First, Etiology
Spinal cord injury caused by bullets or shrapnel.
Second, Pathogenesis
In firearm injuries to the spinal cord, the injury capacity of the bullet is directly determined by its mass and speed (E=1/2MV^2), and the effect of speed is more significant relative to mass. The projectiles in wartime are mostly high-speed bullets or shrapnel, with a flight speed greater than 1000 m/s, while in peacetime, low-speed bullets are mainly used. Low-speed flying objects cause relatively mild spinal cord injury, commonly involving direct impact, compression, and laceration. High-speed flying objects advance in a rolling manner, causing more severe direct tissue damage. When they hit bone, they can become secondary projectiles. Particularly prominent is the strong lateral impact force they generate in the wound channel, which can reach 135 kg/cm^2, affecting the spinal cord far away from the wound channel. Spinal cord injury caused by high-speed bullets can even occur without direct impact on the spine, causing contusion without spinal fracture, penetration, or shrapnel retention. In addition, the special mechanism of injury is the instant tearing of the posterior and lateral columns of the spinal cord when the bullet hits the arm from the nerve.

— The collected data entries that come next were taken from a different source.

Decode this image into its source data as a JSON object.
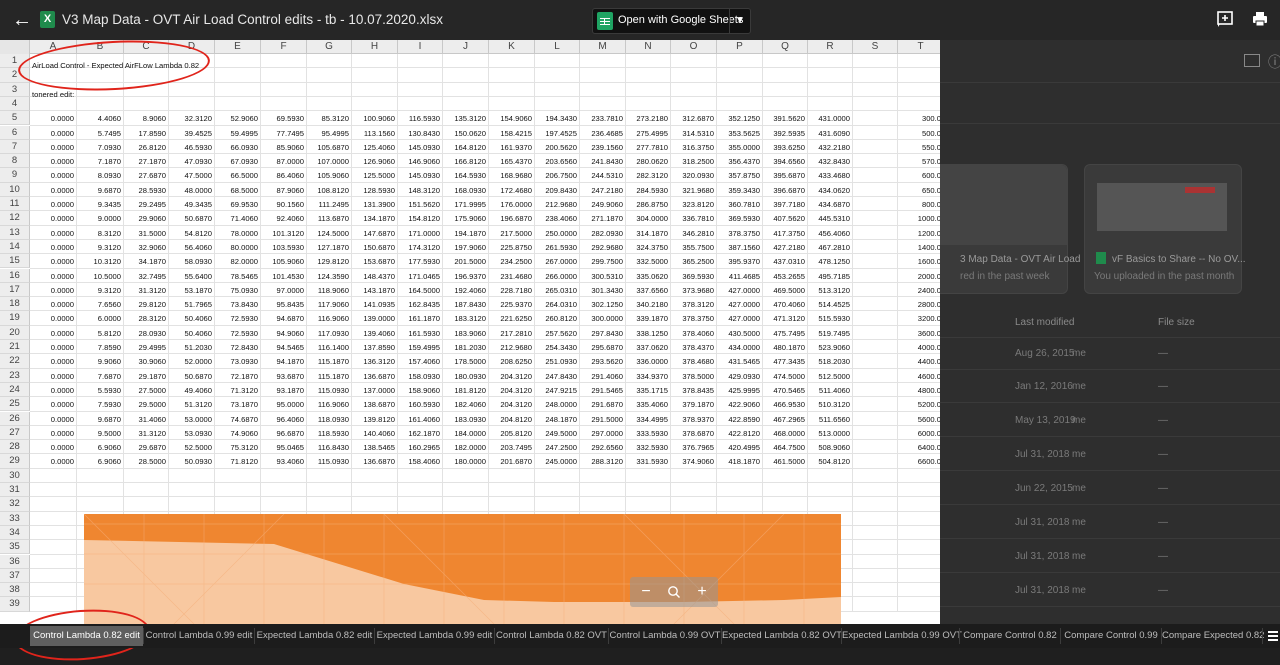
{
  "topbar": {
    "back_icon": "arrow-left-icon",
    "file_icon_letter": "X",
    "title": "V3 Map Data - OVT Air Load Control edits - tb - 10.07.2020.xlsx",
    "open_with_label": "Open with Google Sheets",
    "add_comment_icon": "add-comment-icon",
    "print_icon": "print-icon"
  },
  "sheet": {
    "columns": [
      "A",
      "B",
      "C",
      "D",
      "E",
      "F",
      "G",
      "H",
      "I",
      "J",
      "K",
      "L",
      "M",
      "N",
      "O",
      "P",
      "Q",
      "R",
      "S",
      "T"
    ],
    "row_numbers": [
      "1",
      "2",
      "3",
      "4",
      "5",
      "6",
      "7",
      "8",
      "9",
      "10",
      "11",
      "12",
      "13",
      "14",
      "15",
      "16",
      "17",
      "18",
      "19",
      "20",
      "21",
      "22",
      "23",
      "24",
      "25",
      "26",
      "27",
      "28",
      "29",
      "30",
      "31",
      "32",
      "33",
      "34",
      "35",
      "36",
      "37",
      "38",
      "39"
    ],
    "a1": "AirLoad Control - Expected AirFLow Lambda 0.82",
    "a3": "tonered edit:",
    "data_rows": [
      [
        "0.0000",
        "4.4060",
        "8.9060",
        "32.3120",
        "52.9060",
        "69.5930",
        "85.3120",
        "100.9060",
        "116.5930",
        "135.3120",
        "154.9060",
        "194.3430",
        "233.7810",
        "273.2180",
        "312.6870",
        "352.1250",
        "391.5620",
        "431.0000",
        "",
        "300.0"
      ],
      [
        "0.0000",
        "5.7495",
        "17.8590",
        "39.4525",
        "59.4995",
        "77.7495",
        "95.4995",
        "113.1560",
        "130.8430",
        "150.0620",
        "158.4215",
        "197.4525",
        "236.4685",
        "275.4995",
        "314.5310",
        "353.5625",
        "392.5935",
        "431.6090",
        "",
        "500.0"
      ],
      [
        "0.0000",
        "7.0930",
        "26.8120",
        "46.5930",
        "66.0930",
        "85.9060",
        "105.6870",
        "125.4060",
        "145.0930",
        "164.8120",
        "161.9370",
        "200.5620",
        "239.1560",
        "277.7810",
        "316.3750",
        "355.0000",
        "393.6250",
        "432.2180",
        "",
        "550.0"
      ],
      [
        "0.0000",
        "7.1870",
        "27.1870",
        "47.0930",
        "67.0930",
        "87.0000",
        "107.0000",
        "126.9060",
        "146.9060",
        "166.8120",
        "165.4370",
        "203.6560",
        "241.8430",
        "280.0620",
        "318.2500",
        "356.4370",
        "394.6560",
        "432.8430",
        "",
        "570.0"
      ],
      [
        "0.0000",
        "8.0930",
        "27.6870",
        "47.5000",
        "66.5000",
        "86.4060",
        "105.9060",
        "125.5000",
        "145.0930",
        "164.5930",
        "168.9680",
        "206.7500",
        "244.5310",
        "282.3120",
        "320.0930",
        "357.8750",
        "395.6870",
        "433.4680",
        "",
        "600.0"
      ],
      [
        "0.0000",
        "9.6870",
        "28.5930",
        "48.0000",
        "68.5000",
        "87.9060",
        "108.8120",
        "128.5930",
        "148.3120",
        "168.0930",
        "172.4680",
        "209.8430",
        "247.2180",
        "284.5930",
        "321.9680",
        "359.3430",
        "396.6870",
        "434.0620",
        "",
        "650.0"
      ],
      [
        "0.0000",
        "9.3435",
        "29.2495",
        "49.3435",
        "69.9530",
        "90.1560",
        "111.2495",
        "131.3900",
        "151.5620",
        "171.9995",
        "176.0000",
        "212.9680",
        "249.9060",
        "286.8750",
        "323.8120",
        "360.7810",
        "397.7180",
        "434.6870",
        "",
        "800.0"
      ],
      [
        "0.0000",
        "9.0000",
        "29.9060",
        "50.6870",
        "71.4060",
        "92.4060",
        "113.6870",
        "134.1870",
        "154.8120",
        "175.9060",
        "196.6870",
        "238.4060",
        "271.1870",
        "304.0000",
        "336.7810",
        "369.5930",
        "407.5620",
        "445.5310",
        "",
        "1000.0"
      ],
      [
        "0.0000",
        "8.3120",
        "31.5000",
        "54.8120",
        "78.0000",
        "101.3120",
        "124.5000",
        "147.6870",
        "171.0000",
        "194.1870",
        "217.5000",
        "250.0000",
        "282.0930",
        "314.1870",
        "346.2810",
        "378.3750",
        "417.3750",
        "456.4060",
        "",
        "1200.0"
      ],
      [
        "0.0000",
        "9.3120",
        "32.9060",
        "56.4060",
        "80.0000",
        "103.5930",
        "127.1870",
        "150.6870",
        "174.3120",
        "197.9060",
        "225.8750",
        "261.5930",
        "292.9680",
        "324.3750",
        "355.7500",
        "387.1560",
        "427.2180",
        "467.2810",
        "",
        "1400.0"
      ],
      [
        "0.0000",
        "10.3120",
        "34.1870",
        "58.0930",
        "82.0000",
        "105.9060",
        "129.8120",
        "153.6870",
        "177.5930",
        "201.5000",
        "234.2500",
        "267.0000",
        "299.7500",
        "332.5000",
        "365.2500",
        "395.9370",
        "437.0310",
        "478.1250",
        "",
        "1600.0"
      ],
      [
        "0.0000",
        "10.5000",
        "32.7495",
        "55.6400",
        "78.5465",
        "101.4530",
        "124.3590",
        "148.4370",
        "171.0465",
        "196.9370",
        "231.4680",
        "266.0000",
        "300.5310",
        "335.0620",
        "369.5930",
        "411.4685",
        "453.2655",
        "495.7185",
        "",
        "2000.0"
      ],
      [
        "0.0000",
        "9.3120",
        "31.3120",
        "53.1870",
        "75.0930",
        "97.0000",
        "118.9060",
        "143.1870",
        "164.5000",
        "192.4060",
        "228.7180",
        "265.0310",
        "301.3430",
        "337.6560",
        "373.9680",
        "427.0000",
        "469.5000",
        "513.3120",
        "",
        "2400.0"
      ],
      [
        "0.0000",
        "7.6560",
        "29.8120",
        "51.7965",
        "73.8430",
        "95.8435",
        "117.9060",
        "141.0935",
        "162.8435",
        "187.8430",
        "225.9370",
        "264.0310",
        "302.1250",
        "340.2180",
        "378.3120",
        "427.0000",
        "470.4060",
        "514.4525",
        "",
        "2800.0"
      ],
      [
        "0.0000",
        "6.0000",
        "28.3120",
        "50.4060",
        "72.5930",
        "94.6870",
        "116.9060",
        "139.0000",
        "161.1870",
        "183.3120",
        "221.6250",
        "260.8120",
        "300.0000",
        "339.1870",
        "378.3750",
        "427.0000",
        "471.3120",
        "515.5930",
        "",
        "3200.0"
      ],
      [
        "0.0000",
        "5.8120",
        "28.0930",
        "50.4060",
        "72.5930",
        "94.9060",
        "117.0930",
        "139.4060",
        "161.5930",
        "183.9060",
        "217.2810",
        "257.5620",
        "297.8430",
        "338.1250",
        "378.4060",
        "430.5000",
        "475.7495",
        "519.7495",
        "",
        "3600.0"
      ],
      [
        "0.0000",
        "7.8590",
        "29.4995",
        "51.2030",
        "72.8430",
        "94.5465",
        "116.1400",
        "137.8590",
        "159.4995",
        "181.2030",
        "212.9680",
        "254.3430",
        "295.6870",
        "337.0620",
        "378.4370",
        "434.0000",
        "480.1870",
        "523.9060",
        "",
        "4000.0"
      ],
      [
        "0.0000",
        "9.9060",
        "30.9060",
        "52.0000",
        "73.0930",
        "94.1870",
        "115.1870",
        "136.3120",
        "157.4060",
        "178.5000",
        "208.6250",
        "251.0930",
        "293.5620",
        "336.0000",
        "378.4680",
        "431.5465",
        "477.3435",
        "518.2030",
        "",
        "4400.0"
      ],
      [
        "0.0000",
        "7.6870",
        "29.1870",
        "50.6870",
        "72.1870",
        "93.6870",
        "115.1870",
        "136.6870",
        "158.0930",
        "180.0930",
        "204.3120",
        "247.8430",
        "291.4060",
        "334.9370",
        "378.5000",
        "429.0930",
        "474.5000",
        "512.5000",
        "",
        "4600.0"
      ],
      [
        "0.0000",
        "5.5930",
        "27.5000",
        "49.4060",
        "71.3120",
        "93.1870",
        "115.0930",
        "137.0000",
        "158.9060",
        "181.8120",
        "204.3120",
        "247.9215",
        "291.5465",
        "335.1715",
        "378.8435",
        "425.9995",
        "470.5465",
        "511.4060",
        "",
        "4800.0"
      ],
      [
        "0.0000",
        "7.5930",
        "29.5000",
        "51.3120",
        "73.1870",
        "95.0000",
        "116.9060",
        "138.6870",
        "160.5930",
        "182.4060",
        "204.3120",
        "248.0000",
        "291.6870",
        "335.4060",
        "379.1870",
        "422.9060",
        "466.9530",
        "510.3120",
        "",
        "5200.0"
      ],
      [
        "0.0000",
        "9.6870",
        "31.4060",
        "53.0000",
        "74.6870",
        "96.4060",
        "118.0930",
        "139.8120",
        "161.4060",
        "183.0930",
        "204.8120",
        "248.1870",
        "291.5000",
        "334.4995",
        "378.9370",
        "422.8590",
        "467.2965",
        "511.6560",
        "",
        "5600.0"
      ],
      [
        "0.0000",
        "9.5000",
        "31.3120",
        "53.0930",
        "74.9060",
        "96.6870",
        "118.5930",
        "140.4060",
        "162.1870",
        "184.0000",
        "205.8120",
        "249.5000",
        "297.0000",
        "333.5930",
        "378.6870",
        "422.8120",
        "468.0000",
        "513.0000",
        "",
        "6000.0"
      ],
      [
        "0.0000",
        "6.9060",
        "29.6870",
        "52.5000",
        "75.3120",
        "95.0465",
        "116.8430",
        "138.5465",
        "160.2965",
        "182.0000",
        "203.7495",
        "247.2500",
        "292.6560",
        "332.5930",
        "376.7965",
        "420.4995",
        "464.7500",
        "508.9060",
        "",
        "6400.0"
      ],
      [
        "0.0000",
        "6.9060",
        "28.5000",
        "50.0930",
        "71.8120",
        "93.4060",
        "115.0930",
        "136.6870",
        "158.4060",
        "180.0000",
        "201.6870",
        "245.0000",
        "288.3120",
        "331.5930",
        "374.9060",
        "418.1870",
        "461.5000",
        "504.8120",
        "",
        "6600.0"
      ]
    ]
  },
  "zoom_controls": {
    "minus": "−",
    "search_icon": "magnifier-icon",
    "plus": "+"
  },
  "drive_bg": {
    "card1_title": "3 Map Data - OVT Air Load ...",
    "card1_sub": "red in the past week",
    "card2_title": "vF Basics to Share -- No OV...",
    "card2_sub": "You uploaded in the past month",
    "col_last_modified": "Last modified",
    "col_file_size": "File size",
    "rows": [
      {
        "date": "Aug 26, 2015",
        "owner": "me",
        "size": "—"
      },
      {
        "date": "Jan 12, 2016",
        "owner": "me",
        "size": "—"
      },
      {
        "date": "May 13, 2019",
        "owner": "me",
        "size": "—"
      },
      {
        "date": "Jul 31, 2018",
        "owner": "me",
        "size": "—"
      },
      {
        "date": "Jun 22, 2015",
        "owner": "me",
        "size": "—"
      },
      {
        "date": "Jul 31, 2018",
        "owner": "me",
        "size": "—"
      },
      {
        "date": "Jul 31, 2018",
        "owner": "me",
        "size": "—"
      },
      {
        "date": "Jul 31, 2018",
        "owner": "me",
        "size": "—"
      }
    ]
  },
  "tabs": [
    "Control Lambda 0.82 edit",
    "Control Lambda 0.99 edit",
    "Expected Lambda 0.82 edit",
    "Expected Lambda 0.99 edit",
    "Control Lambda 0.82 OVT",
    "Control Lambda 0.99 OVT",
    "Expected Lambda 0.82 OVT",
    "Expected Lambda 0.99 OVT",
    "Compare Control 0.82",
    "Compare Control 0.99",
    "Compare Expected 0.82"
  ],
  "active_tab_index": 0,
  "colors": {
    "annotation": "#e0241b",
    "chart_orange": "#f08a2c",
    "chart_light": "#f8c8a0",
    "sheets_green": "#1fa463",
    "excel_green": "#1f8b4c"
  }
}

1. Penetrating injury caused by high-energy bullets passing through the vertebral body or spinal canal, which can be divided into the following types:
(1) Transverse: The projectile贯通 the spinal canal, breaks the spinal cord, or transmits energy to the spinal cord after piercing the vertebral body, causing it to break. The defect is 1 to 1.5 cm, the ends are irregular, and the dura mater is often damaged. Within 1 to 2 cm of the ends, the central gray matter hemorrhages and gradually spreads outward, resulting in complete necrosis of the section after 42 hours.
(2) Complete contusion and laceration: The missile passes through the wall of the spinal canal or adjacent areas, the shock wave bruises the spinal cord, but its appearance is still intact, the dura mater is mostly intact, and fractures often occur. The changes are similar to those mentioned above, but more severe and progress faster.
(3) Incomplete contusion: The bullet passes through the paravertebral area and intervertebral disc, and the shock wave acts on the spinal cord. Its appearance is normal. Under the microscope, multiple hemorrhagic foci are seen in the gray matter, with no significant white matter changes, or only slight degeneration.
(4) Mild contusion: The trajectory is slightly away from the spinal canal (such as passing through the spinous process), and the spinal cord shows no significant change, with central punctate hemorrhage visible under the microscope.
2. When the speed of the blind missile is slow, it can stay inside or on the wall of the spinal canal, and the degree of spinal cord injury is one level lower than that of the penetrating injury at the same location.